Лёша не поехал к маме. Он позвонил Мишеньке, но его не было на месте. Лёша позвонил ещё в пару мест и только к пяти купил, наконец, четыре ампулы. Он поймал частника и поехал домой. Там он застал сестру, убиравшуюся в его комнате; он поругался с ней, и, когда всё уже было готово для “прививки”, обнаружил, что время - пол-седьмого. Ему нужно было ехать обратно в магазин.
Он нежно посмотрел на ампулы - они лежали в специальной шкатулке, тесно прижавшись друг к дружке , словно мышата. Если он притронется сейчас хоть к одной...
"Ёбаный крась!", – выругался Лёша вслух и, достав из кармана остаток утреннего пирожка с картошкой, засунул его в рот, чтобы доказать самому себе, в который уже раз, что он в состоянии преодолевать свои слабости.
Он опоздал. У магазина стояли две машины, обе - с заведённым мотором: старенький джип Алика Мухамедовича и газель с непитерскими номерами. Алик Мухамедович высунулся из джипа и указал ему на газель:
- Я уж думал, ты не придёшь.
Лёша виновато улыбнулся и полез в машину.

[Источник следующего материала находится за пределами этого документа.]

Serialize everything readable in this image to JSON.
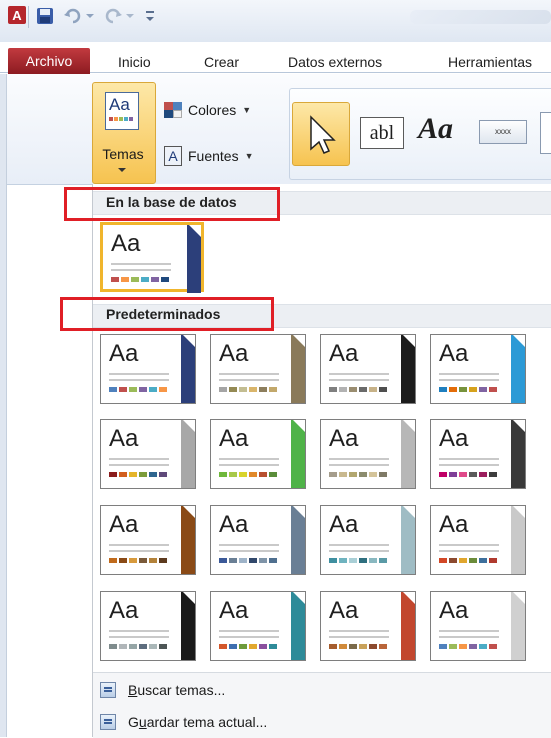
{
  "window": {
    "app_badge": "A"
  },
  "tabs": {
    "file": "Archivo",
    "items": [
      "Inicio",
      "Crear",
      "Datos externos",
      "Herramientas"
    ]
  },
  "ribbon": {
    "themes_label": "Temas",
    "colors_label": "Colores",
    "fonts_label": "Fuentes",
    "textbox_label": "abl",
    "label_control": "Aa",
    "button_control": "xxxx"
  },
  "gallery": {
    "section_db": "En la base de datos",
    "section_default": "Predeterminados",
    "current_theme": {
      "aa": "Aa",
      "accent": "#2c3f7a",
      "colors": [
        "#c0504d",
        "#f79646",
        "#9bbb59",
        "#4bacc6",
        "#8064a2",
        "#1f497d"
      ]
    },
    "themes": [
      {
        "aa": "Aa",
        "accent": "#2c3f7a",
        "colors": [
          "#4f81bd",
          "#c0504d",
          "#9bbb59",
          "#8064a2",
          "#4bacc6",
          "#f79646"
        ]
      },
      {
        "aa": "Aa",
        "accent": "#8a7a5a",
        "colors": [
          "#a5a5a5",
          "#948a54",
          "#c3bd92",
          "#d9b56b",
          "#8d7e5d",
          "#c2a86b"
        ]
      },
      {
        "aa": "Aa",
        "accent": "#1c1c1c",
        "colors": [
          "#7f7f7f",
          "#b2b2b2",
          "#9a8d70",
          "#6a6a6a",
          "#c7b288",
          "#4f4f4f"
        ]
      },
      {
        "aa": "Aa",
        "accent": "#2c9ad6",
        "colors": [
          "#1f7fbf",
          "#e36c09",
          "#77933c",
          "#d6a21d",
          "#8064a2",
          "#c0504d"
        ]
      },
      {
        "aa": "Aa",
        "accent": "#a8a8a8",
        "colors": [
          "#8b1d1d",
          "#d25f1e",
          "#e5b52a",
          "#7c9c3a",
          "#2f6690",
          "#5f497a"
        ]
      },
      {
        "aa": "Aa",
        "accent": "#4fb348",
        "colors": [
          "#6fb83b",
          "#a8c94a",
          "#d8d42c",
          "#e1892a",
          "#b85030",
          "#5a8d3a"
        ]
      },
      {
        "aa": "Aa",
        "accent": "#b7b7b7",
        "colors": [
          "#a59d8c",
          "#c9b98f",
          "#b2a76f",
          "#8c8c6e",
          "#d4c49a",
          "#7f7a66"
        ]
      },
      {
        "aa": "Aa",
        "accent": "#3a3a3a",
        "colors": [
          "#c00066",
          "#7f3f98",
          "#e04a8a",
          "#5a5a5a",
          "#9c1f5e",
          "#3d3d3d"
        ]
      },
      {
        "aa": "Aa",
        "accent": "#8a4a16",
        "colors": [
          "#c06a1c",
          "#8a4a16",
          "#d79a3d",
          "#7a5a3a",
          "#b3823a",
          "#5c3a1e"
        ]
      },
      {
        "aa": "Aa",
        "accent": "#6a7f95",
        "colors": [
          "#3b5998",
          "#6a7f95",
          "#9eb3c8",
          "#31486b",
          "#7f94a8",
          "#4f6f8f"
        ]
      },
      {
        "aa": "Aa",
        "accent": "#9fbcc4",
        "colors": [
          "#3f8fa0",
          "#6fb3bf",
          "#a9cfd6",
          "#2f6f7f",
          "#89b8c0",
          "#5a9aa6"
        ]
      },
      {
        "aa": "Aa",
        "accent": "#c9c9c9",
        "colors": [
          "#d24726",
          "#8c4a2f",
          "#e0a62e",
          "#6b8c3a",
          "#3d6f9c",
          "#b03a2e"
        ]
      },
      {
        "aa": "Aa",
        "accent": "#1a1a1a",
        "colors": [
          "#7f8c8d",
          "#b0b6b9",
          "#95a5a6",
          "#5d6d7e",
          "#aab7b8",
          "#4d5656"
        ]
      },
      {
        "aa": "Aa",
        "accent": "#2e8b99",
        "colors": [
          "#d3572b",
          "#3e6fb0",
          "#6e9b3b",
          "#e2a82e",
          "#8a4f9e",
          "#2e8b99"
        ]
      },
      {
        "aa": "Aa",
        "accent": "#c2472e",
        "colors": [
          "#a65d2e",
          "#d08a3a",
          "#7b6a4a",
          "#c9a25a",
          "#8c4a2e",
          "#b9653a"
        ]
      },
      {
        "aa": "Aa",
        "accent": "#d0d0d0",
        "colors": [
          "#4f81bd",
          "#9bbb59",
          "#f79646",
          "#8064a2",
          "#4bacc6",
          "#c0504d"
        ]
      }
    ],
    "footer": {
      "browse_prefix": "",
      "browse_underline": "B",
      "browse_rest": "uscar temas...",
      "save_prefix": "G",
      "save_underline": "u",
      "save_rest": "ardar tema actual..."
    }
  }
}
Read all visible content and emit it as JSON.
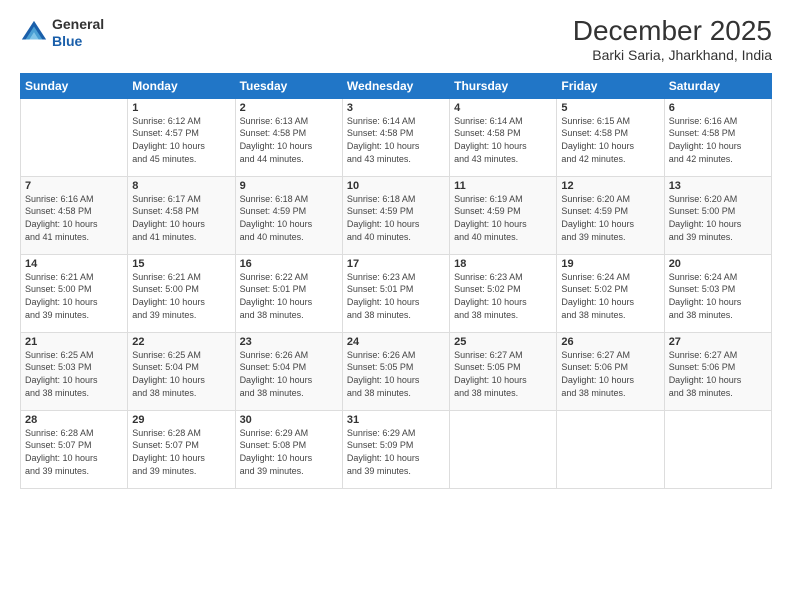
{
  "logo": {
    "general": "General",
    "blue": "Blue"
  },
  "title": "December 2025",
  "subtitle": "Barki Saria, Jharkhand, India",
  "header_days": [
    "Sunday",
    "Monday",
    "Tuesday",
    "Wednesday",
    "Thursday",
    "Friday",
    "Saturday"
  ],
  "weeks": [
    [
      {
        "day": "",
        "info": ""
      },
      {
        "day": "1",
        "info": "Sunrise: 6:12 AM\nSunset: 4:57 PM\nDaylight: 10 hours\nand 45 minutes."
      },
      {
        "day": "2",
        "info": "Sunrise: 6:13 AM\nSunset: 4:58 PM\nDaylight: 10 hours\nand 44 minutes."
      },
      {
        "day": "3",
        "info": "Sunrise: 6:14 AM\nSunset: 4:58 PM\nDaylight: 10 hours\nand 43 minutes."
      },
      {
        "day": "4",
        "info": "Sunrise: 6:14 AM\nSunset: 4:58 PM\nDaylight: 10 hours\nand 43 minutes."
      },
      {
        "day": "5",
        "info": "Sunrise: 6:15 AM\nSunset: 4:58 PM\nDaylight: 10 hours\nand 42 minutes."
      },
      {
        "day": "6",
        "info": "Sunrise: 6:16 AM\nSunset: 4:58 PM\nDaylight: 10 hours\nand 42 minutes."
      }
    ],
    [
      {
        "day": "7",
        "info": "Sunrise: 6:16 AM\nSunset: 4:58 PM\nDaylight: 10 hours\nand 41 minutes."
      },
      {
        "day": "8",
        "info": "Sunrise: 6:17 AM\nSunset: 4:58 PM\nDaylight: 10 hours\nand 41 minutes."
      },
      {
        "day": "9",
        "info": "Sunrise: 6:18 AM\nSunset: 4:59 PM\nDaylight: 10 hours\nand 40 minutes."
      },
      {
        "day": "10",
        "info": "Sunrise: 6:18 AM\nSunset: 4:59 PM\nDaylight: 10 hours\nand 40 minutes."
      },
      {
        "day": "11",
        "info": "Sunrise: 6:19 AM\nSunset: 4:59 PM\nDaylight: 10 hours\nand 40 minutes."
      },
      {
        "day": "12",
        "info": "Sunrise: 6:20 AM\nSunset: 4:59 PM\nDaylight: 10 hours\nand 39 minutes."
      },
      {
        "day": "13",
        "info": "Sunrise: 6:20 AM\nSunset: 5:00 PM\nDaylight: 10 hours\nand 39 minutes."
      }
    ],
    [
      {
        "day": "14",
        "info": "Sunrise: 6:21 AM\nSunset: 5:00 PM\nDaylight: 10 hours\nand 39 minutes."
      },
      {
        "day": "15",
        "info": "Sunrise: 6:21 AM\nSunset: 5:00 PM\nDaylight: 10 hours\nand 39 minutes."
      },
      {
        "day": "16",
        "info": "Sunrise: 6:22 AM\nSunset: 5:01 PM\nDaylight: 10 hours\nand 38 minutes."
      },
      {
        "day": "17",
        "info": "Sunrise: 6:23 AM\nSunset: 5:01 PM\nDaylight: 10 hours\nand 38 minutes."
      },
      {
        "day": "18",
        "info": "Sunrise: 6:23 AM\nSunset: 5:02 PM\nDaylight: 10 hours\nand 38 minutes."
      },
      {
        "day": "19",
        "info": "Sunrise: 6:24 AM\nSunset: 5:02 PM\nDaylight: 10 hours\nand 38 minutes."
      },
      {
        "day": "20",
        "info": "Sunrise: 6:24 AM\nSunset: 5:03 PM\nDaylight: 10 hours\nand 38 minutes."
      }
    ],
    [
      {
        "day": "21",
        "info": "Sunrise: 6:25 AM\nSunset: 5:03 PM\nDaylight: 10 hours\nand 38 minutes."
      },
      {
        "day": "22",
        "info": "Sunrise: 6:25 AM\nSunset: 5:04 PM\nDaylight: 10 hours\nand 38 minutes."
      },
      {
        "day": "23",
        "info": "Sunrise: 6:26 AM\nSunset: 5:04 PM\nDaylight: 10 hours\nand 38 minutes."
      },
      {
        "day": "24",
        "info": "Sunrise: 6:26 AM\nSunset: 5:05 PM\nDaylight: 10 hours\nand 38 minutes."
      },
      {
        "day": "25",
        "info": "Sunrise: 6:27 AM\nSunset: 5:05 PM\nDaylight: 10 hours\nand 38 minutes."
      },
      {
        "day": "26",
        "info": "Sunrise: 6:27 AM\nSunset: 5:06 PM\nDaylight: 10 hours\nand 38 minutes."
      },
      {
        "day": "27",
        "info": "Sunrise: 6:27 AM\nSunset: 5:06 PM\nDaylight: 10 hours\nand 38 minutes."
      }
    ],
    [
      {
        "day": "28",
        "info": "Sunrise: 6:28 AM\nSunset: 5:07 PM\nDaylight: 10 hours\nand 39 minutes."
      },
      {
        "day": "29",
        "info": "Sunrise: 6:28 AM\nSunset: 5:07 PM\nDaylight: 10 hours\nand 39 minutes."
      },
      {
        "day": "30",
        "info": "Sunrise: 6:29 AM\nSunset: 5:08 PM\nDaylight: 10 hours\nand 39 minutes."
      },
      {
        "day": "31",
        "info": "Sunrise: 6:29 AM\nSunset: 5:09 PM\nDaylight: 10 hours\nand 39 minutes."
      },
      {
        "day": "",
        "info": ""
      },
      {
        "day": "",
        "info": ""
      },
      {
        "day": "",
        "info": ""
      }
    ]
  ]
}
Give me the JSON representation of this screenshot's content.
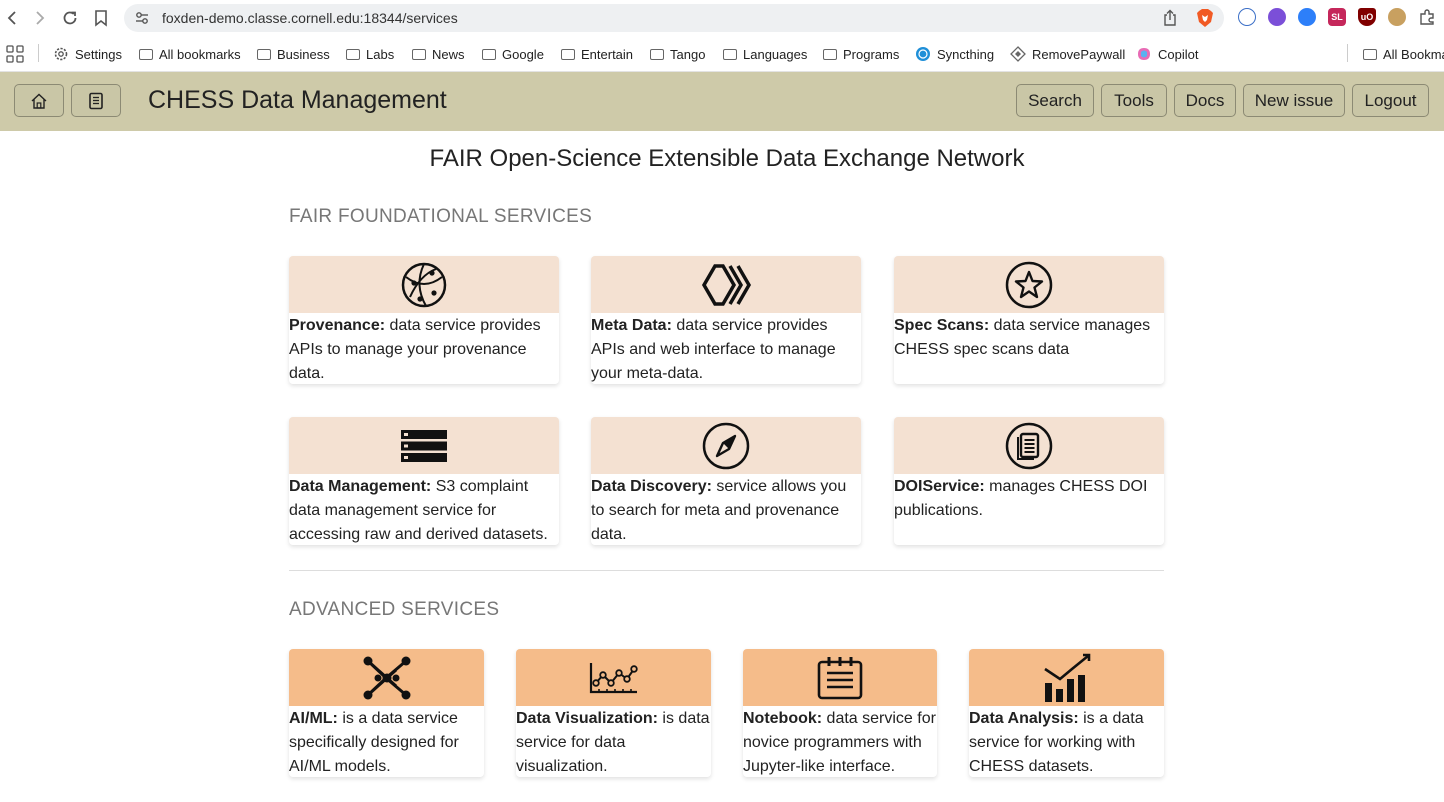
{
  "browser": {
    "url": "foxden-demo.classe.cornell.edu:18344/services",
    "bookmarks": [
      "Settings",
      "All bookmarks",
      "Business",
      "Labs",
      "News",
      "Google",
      "Entertain",
      "Tango",
      "Languages",
      "Programs",
      "Syncthing",
      "RemovePaywall",
      "Copilot"
    ],
    "all_bookmarks": "All Bookma",
    "extensions": [
      "SL",
      "uO"
    ]
  },
  "header": {
    "title": "CHESS Data Management",
    "buttons": [
      "Search",
      "Tools",
      "Docs",
      "New issue",
      "Logout"
    ]
  },
  "page_title": "FAIR Open-Science Extensible Data Exchange Network",
  "sections": {
    "foundational": {
      "title": "FAIR FOUNDATIONAL SERVICES",
      "cards": [
        {
          "name": "Provenance:",
          "desc": " data service provides APIs to manage your provenance data.",
          "icon": "globe-icon"
        },
        {
          "name": "Meta Data:",
          "desc": " data service provides APIs and web interface to manage your meta-data.",
          "icon": "chevrons-icon"
        },
        {
          "name": "Spec Scans:",
          "desc": " data service manages CHESS spec scans data",
          "icon": "star-circle-icon"
        },
        {
          "name": "Data Management:",
          "desc": " S3 complaint data management service for accessing raw and derived datasets.",
          "icon": "server-icon"
        },
        {
          "name": "Data Discovery:",
          "desc": " service allows you to search for meta and provenance data.",
          "icon": "compass-icon"
        },
        {
          "name": "DOIService:",
          "desc": " manages CHESS DOI publications.",
          "icon": "document-circle-icon"
        }
      ]
    },
    "advanced": {
      "title": "ADVANCED SERVICES",
      "cards": [
        {
          "name": "AI/ML:",
          "desc": " is a data service specifically designed for AI/ML models.",
          "icon": "network-icon"
        },
        {
          "name": "Data Visualization:",
          "desc": " is data service for data visualization.",
          "icon": "line-chart-icon"
        },
        {
          "name": "Notebook:",
          "desc": " data service for novice programmers with Jupyter-like interface.",
          "icon": "notebook-icon"
        },
        {
          "name": "Data Analysis:",
          "desc": " is a data service for working with CHESS datasets.",
          "icon": "bar-chart-icon"
        }
      ]
    }
  },
  "colors": {
    "header_bg": "#cecaa9",
    "foundational_card_head": "#f4e1d2",
    "advanced_card_head": "#f5bc8a"
  }
}
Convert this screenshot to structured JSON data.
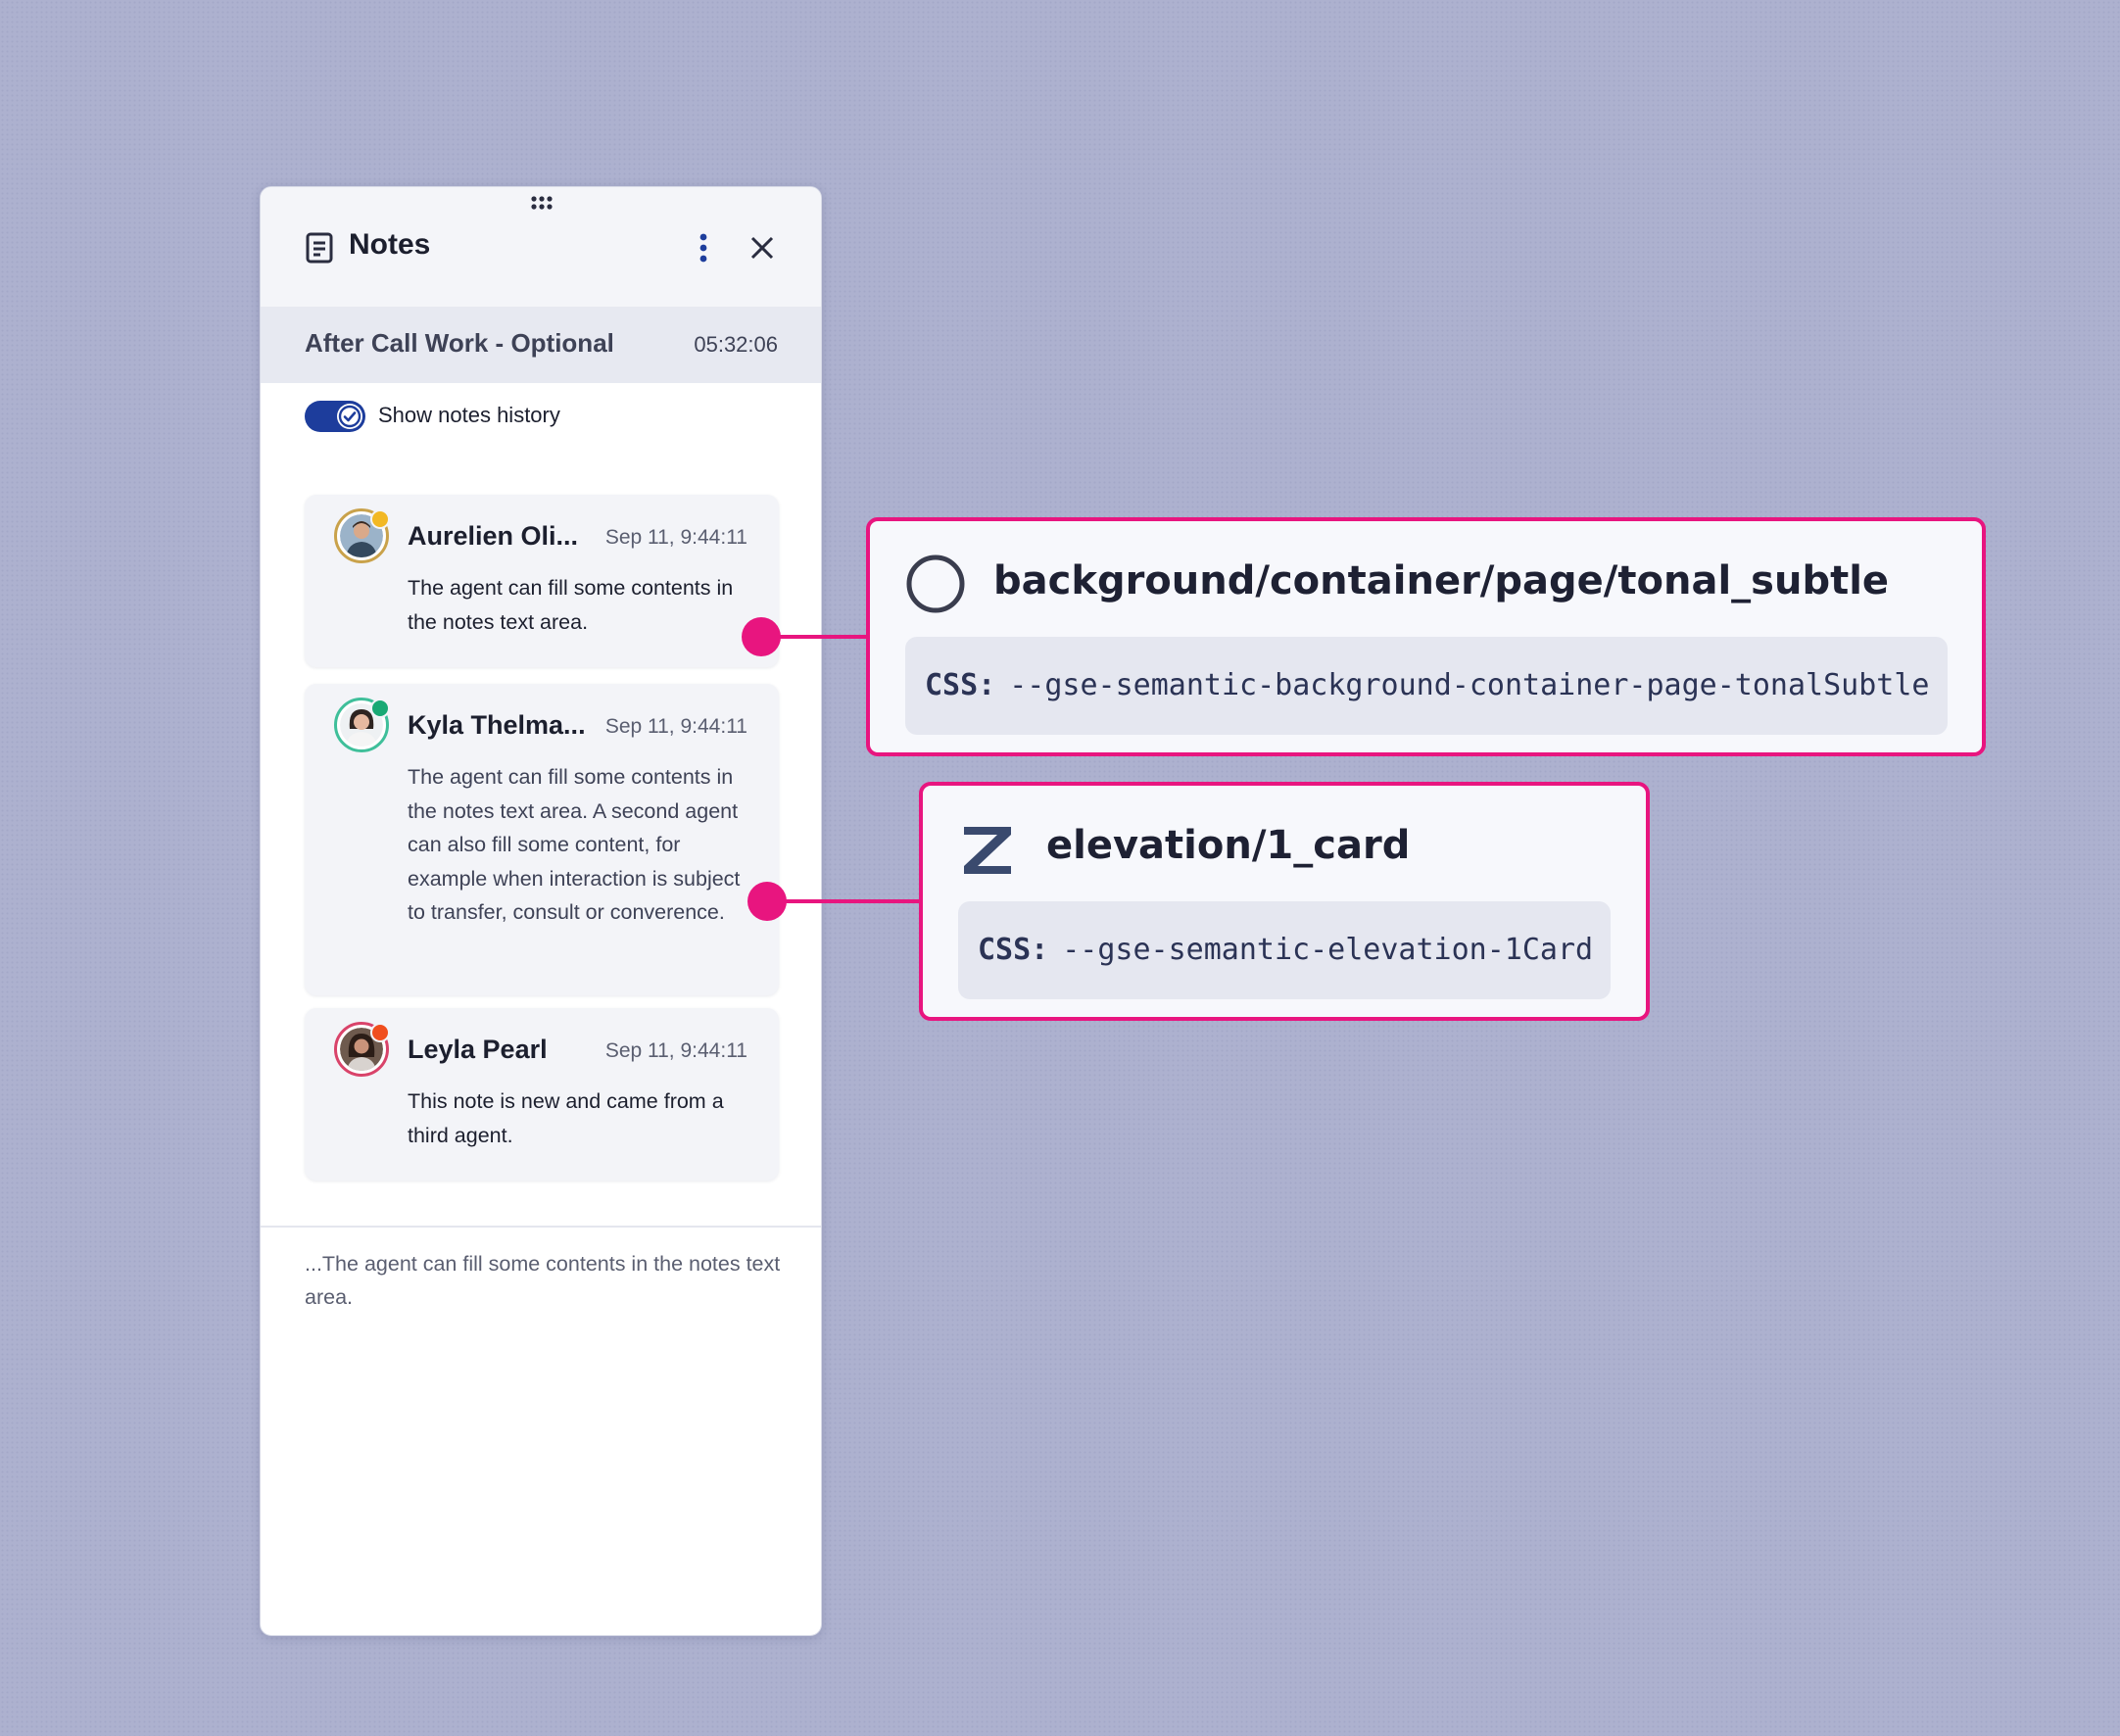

Спереди сидели незнакомые парни в спортивных костюмах, один из них повернулся и внимательно посмотрел на него.
- Привет, в смысле - салям алейкум, – Лёша опять виновато улыбнулся. Угрюмый парень не ответил, отвернулся, противно скрипнув сидением. Машина тронулась. Ехали довольно долго, молчали... Лёша даже задремал, ему тут же стал сниться сон: девушки из зелёного вебсайта вышли из своей арки и запели:

Красоты и силы полны,
Хороши Амура волны.
Серебрятся волны,
Славой Родины горды.

Лёша стал подпевать им, и получилось очень красиво, немного грустно, но красиво... Вдруг он ощутил, что - без штанов. Пиджак, правда, надёжно прикрывал его срамоту, но, всё-таки, было очень стыдно. Лёша плотно прижал полы пиджака к голым ляжкам и продолжал петь:

Плещут, плещут, силы полны
И стремятся к морю волны.
Серебрятся волны,
Славой русскою горды.

Сон постепенно становился неприятным: "Песня о Родине, а я - без штанов", подумал Лёша и приказал себе проснуться, и тут же проснулся.
Именно в этот момент машина остановилась. Приехали.
Угрюмые парни всё так же молча вышли из машины, Лёша тоже вышел и осмотрелся. Они приехали на какой-то пустырь. Вдалеке справа маячили кривые коробки новостроек. Дождик пошёл сильнее.
Глупо было вот так вот молча стоять под дождём. Лёша залез обратно в машину, там у него был зонтик. Когда он выбрался оттуда и раскрыл смешной, украшенный цветами и какими-то райскими птицами зонтик, к нему подошёл всё тот же мрачный парень, смачно сплюнул в сторону и неожиданно спросил:
- Стрелять-то умеешь?
- Стрелять? – удивился Лёша.
- Ну, вощем, на, держи нах, – парень протянул ему нечто тяжёлое.
Лёша впервые в жизни держал в руках пистолет, и ему это как-то совсем не нравилось. Он решил, было, потихоньку выкинуть его в кусты, но тут слева, из кромешной тьмы пустыря показались два огонька. Они приближались всё ближе и ближе, и Лёша даже стал различать контуры огромной, видимо, чёрной машины.
- На "Хаммере", блядь, хуярят, – негромко сказал кто то слева от Лёши и сплюнул .
Чёрная машина остановилась метрах в пятидесяти от них и замерла. Лёша хотел переложить зонтик из правой руки в левую, но ему мешал пистолет. Засуетившись, он и не заметил, как на борту "Хаммера" блеснули злые белые звёздочки выстрелов…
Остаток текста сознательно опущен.